Evar sprinted after Livira and scooped her up, knowing she would hate him for it. Ignoring her screams and punches, he hurried back to Kerrol with her and handed her into the prison of his brother’s arms. He fell to his knees before her.
“I am so sorry, Livira.” He bowed his head before her screams of frustration. “I’m not strong enough to see you die.”
And with that he turned, racing after his sister, passing over the head and headless body of the first straggler before he caught her up as she navigated the chamber beyond.
—
In the main chamber, Evar and Clovis faced the forest of shelf-towers once more, each steel-cored and reaching hundreds of yards up to brace the ceiling. The huge ganar automaton had been making slow but steady progress. Thousands of the towers lay in twisted ruins behind it amid the clutter of their contents. But still it had advanced less than halfway across the floor’s expanse and had half a mile to go before reaching the reading room.
Even so, the constant thunder of falling books, and the deep twang of metal fists striking steel columns, drowned out any cries from those the soldiers had abducted.

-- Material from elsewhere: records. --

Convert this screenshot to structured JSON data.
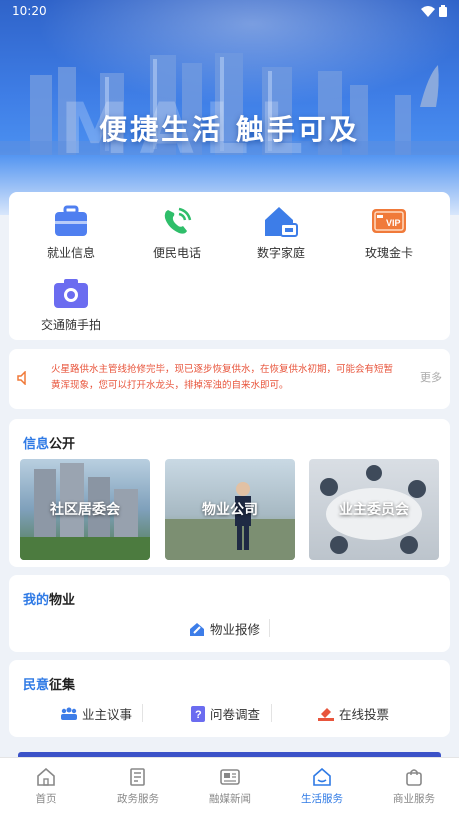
{
  "status_bar": {
    "time": "10:20"
  },
  "banner": {
    "slogan": "便捷生活 触手可及",
    "ghost_text": "MALL"
  },
  "quick_links": [
    {
      "label": "就业信息",
      "icon": "briefcase-icon",
      "color": "#4f7ff0"
    },
    {
      "label": "便民电话",
      "icon": "phone-icon",
      "color": "#2fbe6a"
    },
    {
      "label": "数字家庭",
      "icon": "home-icon",
      "color": "#3d7de8"
    },
    {
      "label": "玫瑰金卡",
      "icon": "vip-card-icon",
      "color": "#f07a3a"
    },
    {
      "label": "交通随手拍",
      "icon": "camera-icon",
      "color": "#6b6cf0"
    }
  ],
  "notice": {
    "text": "火星路供水主管线抢修完毕，现已逐步恢复供水，在恢复供水初期，可能会有短暂黄浑现象，您可以打开水龙头，排掉浑浊的自来水即可。",
    "more": "更多"
  },
  "info_section": {
    "title_highlight": "信息",
    "title_rest": "公开",
    "tiles": [
      {
        "label": "社区居委会"
      },
      {
        "label": "物业公司"
      },
      {
        "label": "业主委员会"
      }
    ]
  },
  "property_section": {
    "title_highlight": "我的",
    "title_rest": "物业",
    "links": [
      {
        "label": "物业报修",
        "icon": "repair-icon"
      }
    ]
  },
  "opinion_section": {
    "title_highlight": "民意",
    "title_rest": "征集",
    "links": [
      {
        "label": "业主议事",
        "icon": "people-icon"
      },
      {
        "label": "问卷调查",
        "icon": "question-icon"
      },
      {
        "label": "在线投票",
        "icon": "vote-icon"
      }
    ]
  },
  "tabbar": {
    "active": "生活服务",
    "tabs": [
      {
        "label": "首页",
        "icon": "home-tab-icon"
      },
      {
        "label": "政务服务",
        "icon": "document-icon"
      },
      {
        "label": "融媒新闻",
        "icon": "news-icon"
      },
      {
        "label": "生活服务",
        "icon": "life-service-icon"
      },
      {
        "label": "商业服务",
        "icon": "shopping-bag-icon"
      }
    ]
  },
  "colors": {
    "accent": "#2f7ae5",
    "notice": "#e8553c",
    "page_bg": "#eef2f8"
  }
}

“There are a lot of them,” Evar said.
“They’re just sabbers.” Clovis rolled her head, neck joints cracking.
“Humans,” Evar corrected.
Clovis pinned him with her fiercest look. “Arpix is human, and I would face this danger for him alone. But the ones who took him are the sabbers I’ve been hunting my whole life. They’re the ones who killed my father, killed my mother, killed my true brothers.” The fierceness faltered at this as if she might have taken a step too far in the matter of brothers that were true or false. “You might take my war away from me with common sense and talk of where guilt ends and innocence begins. But this is my battle. The one I’ve waited for since the day they came. And here, somehow, lifetimes later, those same sabbers have delivered themselves to me and I will have my accounting with them. This won’t end until the last of these bastards has bled upon my blade—the Soldier’s blade: they killed him too, remember? I’m going to save Arpix, kill the king, and take this weapon, this book everyone’s talking about. This won’t end until every last one of these fuckers dies. And every kill you take from me I will hold against you, little brother.”
Evar bowed his head. He couldn’t argue with her. He had wanted to rescue whoever could be rescued. Arpix, Salamonda, and Neera first since they were dearest to Livira’s heart and to his own. If he came back with them then she would forgive him for leaving her in Kerrol’s arms. He would have been satisfied with a rescue. But Clovis would have her slaughter to weigh against the slaughter of old and, right or wrong, Evar would not leave her to the task alone.
“Come on.” Evar took the lead. He wondered where the skeer warrior was. If it remained in the chamber, he hoped it found the soldiers first rather than him. Let them expend their ammunition on the insectoid.